Le général parla de la sorte longtemps encore, mais il y avait beaucoup d’incohérence dans ses paroles. On voyait qu’il était extrêmement troublé par quelque chose de tout à fait incompréhensible pour lui. À la fin, il s’exprima plus nettement.

— Pour moi, il est hors de doute que tu n’as pris aucune part à cela, mais ne viens pas nous voir d’ici à quelque temps, je te le demande en ami, attends que le vent ait changé.
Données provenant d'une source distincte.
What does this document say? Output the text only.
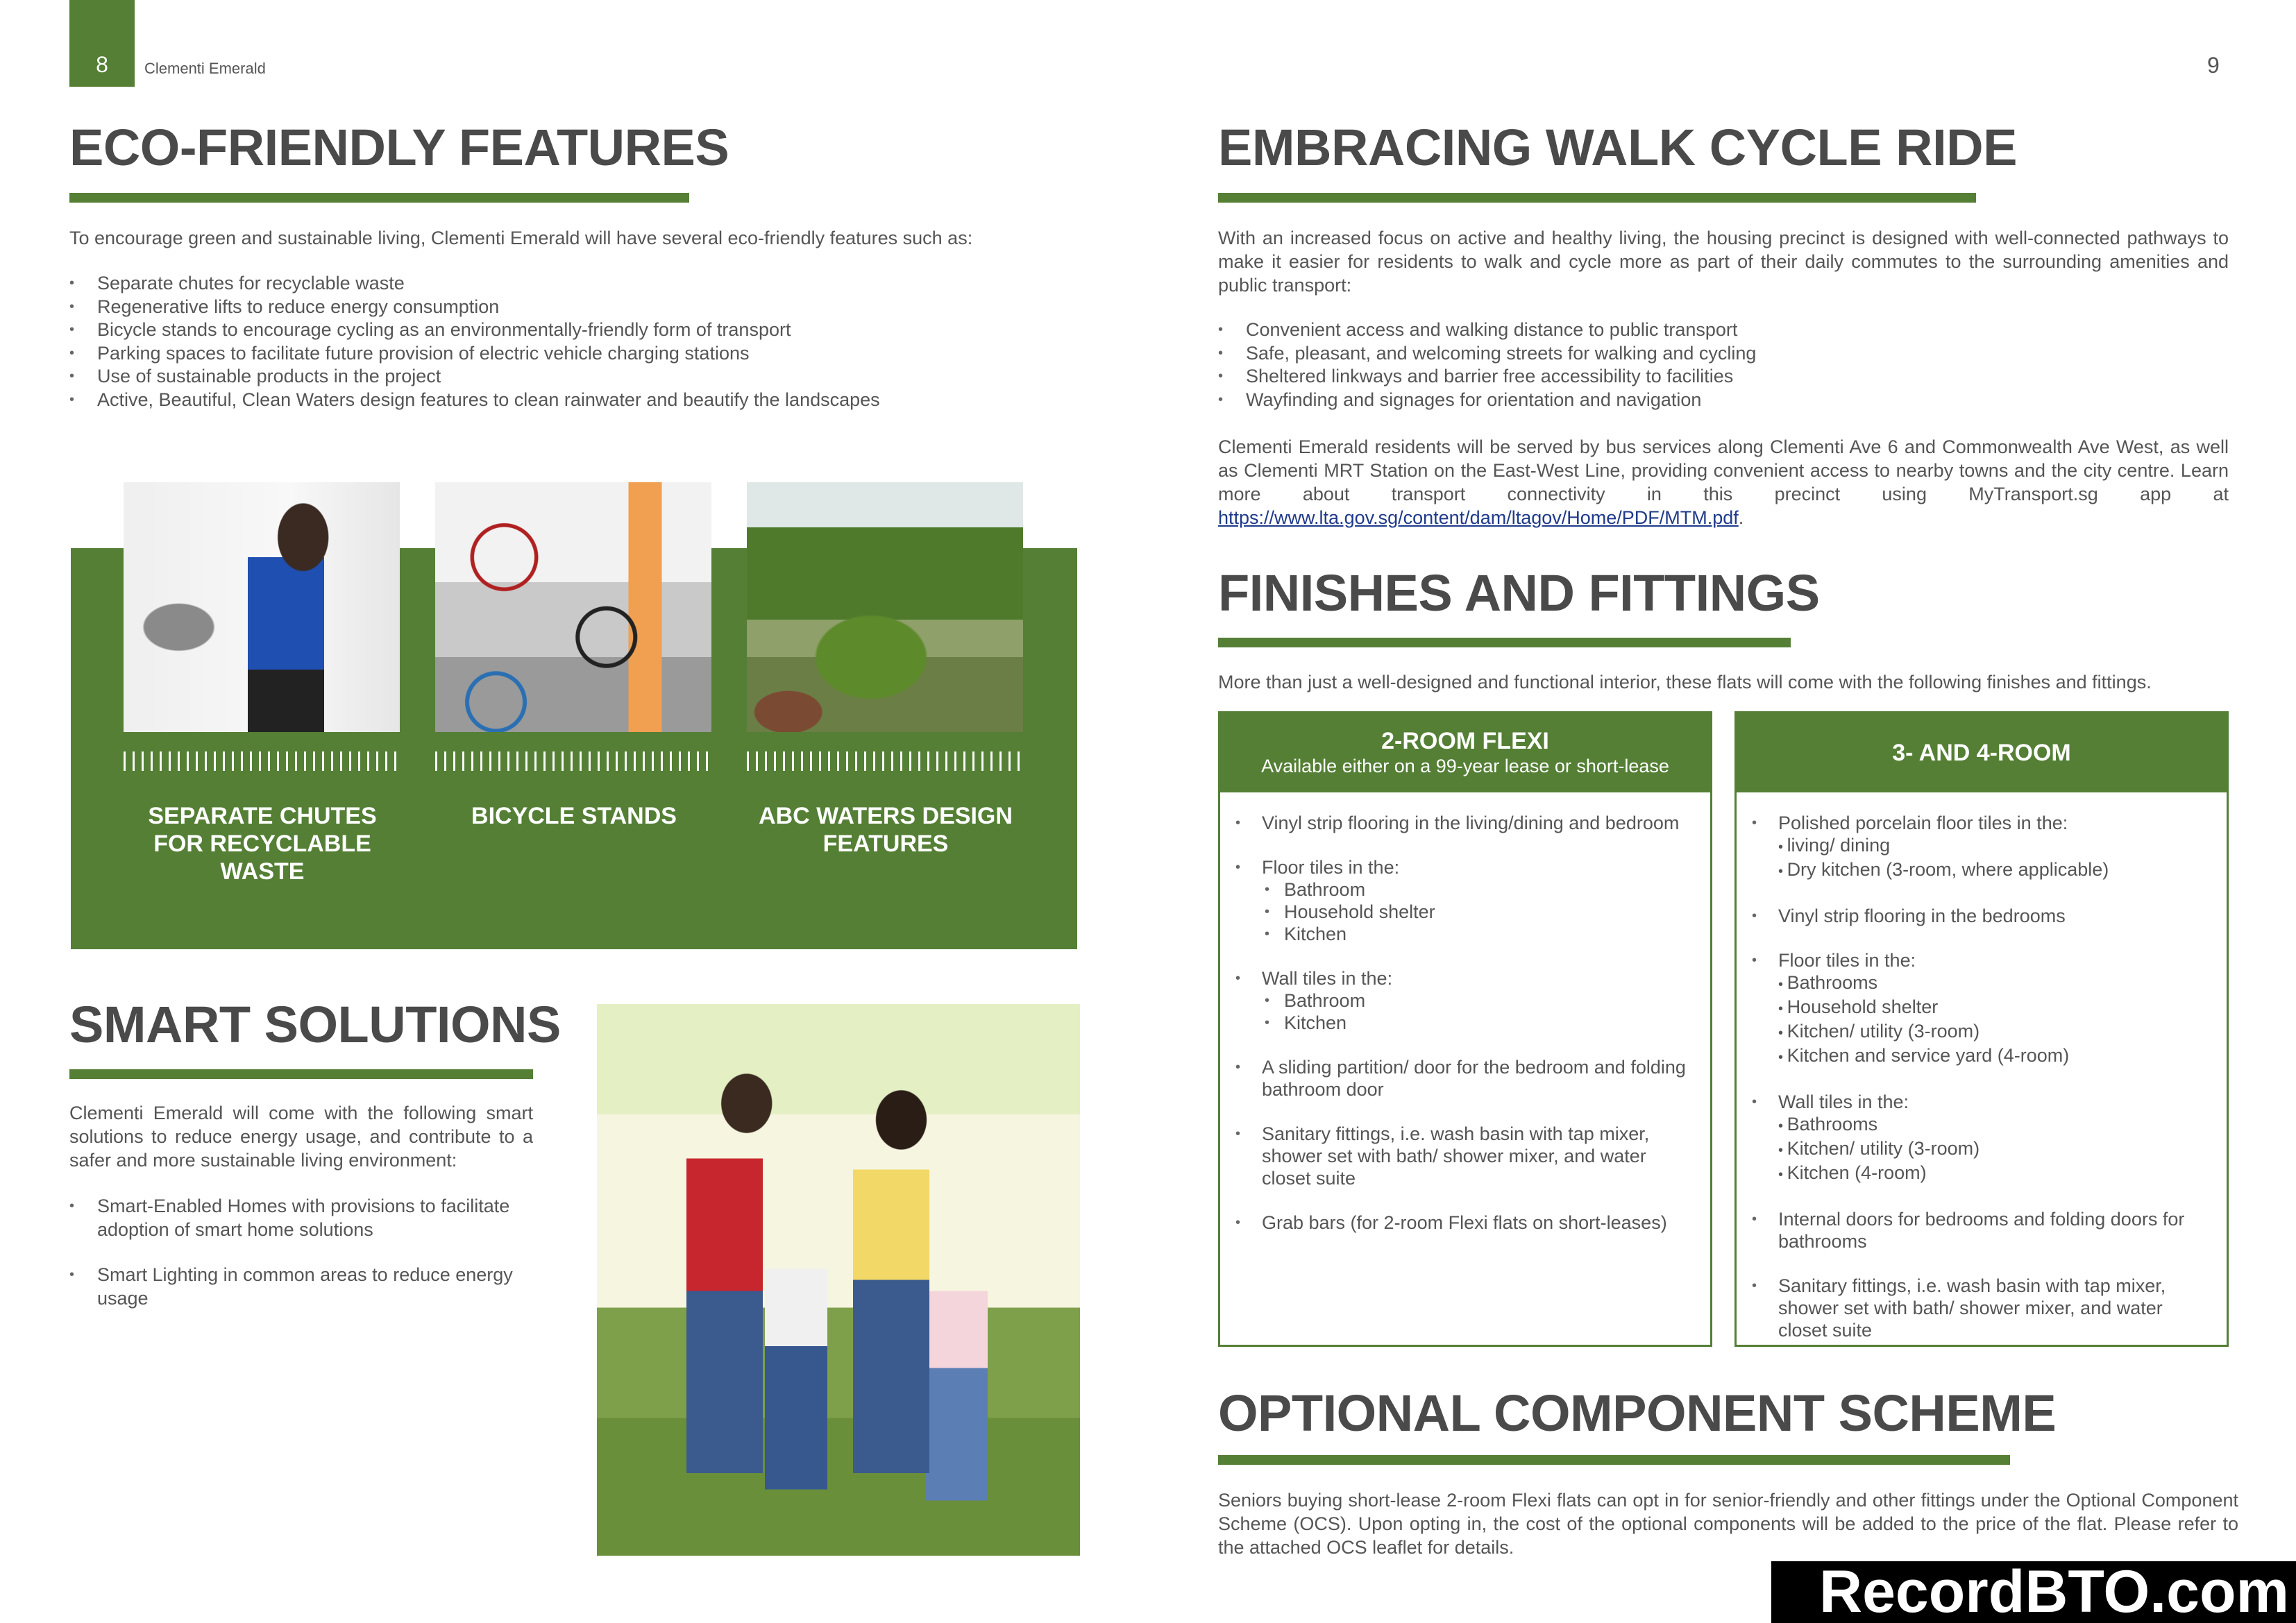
8	Clementi Emerald	9
ECO-FRIENDLY FEATURES
To encourage green and sustainable living, Clementi Emerald will have several eco-friendly features such as:
• Separate chutes for recyclable waste
• Regenerative lifts to reduce energy consumption
• Bicycle stands to encourage cycling as an environmentally-friendly form of transport
• Parking spaces to facilitate future provision of electric vehicle charging stations
• Use of sustainable products in the project
• Active, Beautiful, Clean Waters design features to clean rainwater and beautify the landscapes
SEPARATE CHUTES FOR RECYCLABLE WASTE
BICYCLE STANDS	ABC WATERS DESIGN FEATURES
SMART SOLUTIONS
Clementi Emerald will come with the following smart solutions to reduce energy usage, and contribute to a safer and more sustainable living environment:
• Smart-Enabled Homes with provisions to facilitate adoption of smart home solutions
• Smart Lighting in common areas to reduce energy usage
EMBRACING WALK CYCLE RIDE
With an increased focus on active and healthy living, the housing precinct is designed with well-connected pathways to make it easier for residents to walk and cycle more as part of their daily commutes to the surrounding amenities and public transport:
• Convenient access and walking distance to public transport
• Safe, pleasant, and welcoming streets for walking and cycling
• Sheltered linkways and barrier free accessibility to facilities
• Wayfinding and signages for orientation and navigation
Clementi Emerald residents will be served by bus services along Clementi Ave 6 and Commonwealth Ave West, as well as Clementi MRT Station on the East-West Line, providing convenient access to nearby towns and the city centre. Learn more about transport connectivity in this precinct using MyTransport.sg app at https://www.lta.gov.sg/content/dam/ltagov/Home/PDF/MTM.pdf.
FINISHES AND FITTINGS
More than just a well-designed and functional interior, these flats will come with the following finishes and fittings.
2-ROOM FLEXI
Available either on a 99-year lease or short-lease
• Vinyl strip flooring in the living/dining and bedroom
• Floor tiles in the:
• Bathroom
• Household shelter
• Kitchen
• Wall tiles in the:
• Bathroom
• Kitchen
• A sliding partition/ door for the bedroom and folding bathroom door
• Sanitary fittings, i.e. wash basin with tap mixer, shower set with bath/ shower mixer, and water closet suite
• Grab bars (for 2-room Flexi flats on short-leases)
3- AND 4-ROOM
• Polished porcelain floor tiles in the:
• living/ dining
• Dry kitchen (3-room, where applicable)
• Vinyl strip flooring in the bedrooms
• Floor tiles in the:
• Bathrooms
• Household shelter
• Kitchen/ utility (3-room)
• Kitchen and service yard (4-room)
• Wall tiles in the:
• Bathrooms
• Kitchen/ utility (3-room)
• Kitchen (4-room)
• Internal doors for bedrooms and folding doors for bathrooms
• Sanitary fittings, i.e. wash basin with tap mixer, shower set with bath/ shower mixer, and water closet suite
OPTIONAL COMPONENT SCHEME
Seniors buying short-lease 2-room Flexi flats can opt in for senior-friendly and other fittings under the Optional Component Scheme (OCS). Upon opting in, the cost of the optional components will be added to the price of the flat. Please refer to the attached OCS leaflet for details.
RecordBTO.com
Pour ce qui concerne Eugène Pavlovitch, — poursuivit-il avec une chaleur extraordinaire, — tout cela est une calomnie absurde, la calomnie des calomnies ! C’est une imposture, il y a là une intrigue, le désir de tout culbuter et d’amener une brouille entre nous. Vois-tu, prince, je te le dis à l’oreille : entre nous et Eugène Pavlitch, il n’a pas encore été dit un seul mot, tu comprends ? Nous ne sommes liés par rien, — mais ce mot peut être dit, et même bientôt, et même peut-être tout de suite ! Ainsi, voilà, c’est pour empêcher cela ! Mais pourquoi, dans quel but, — je ne le comprends pas ! C’est une femme étonnante, une femme excentrique ; j’ai si peur d’elle que j’en perds presque le sommeil.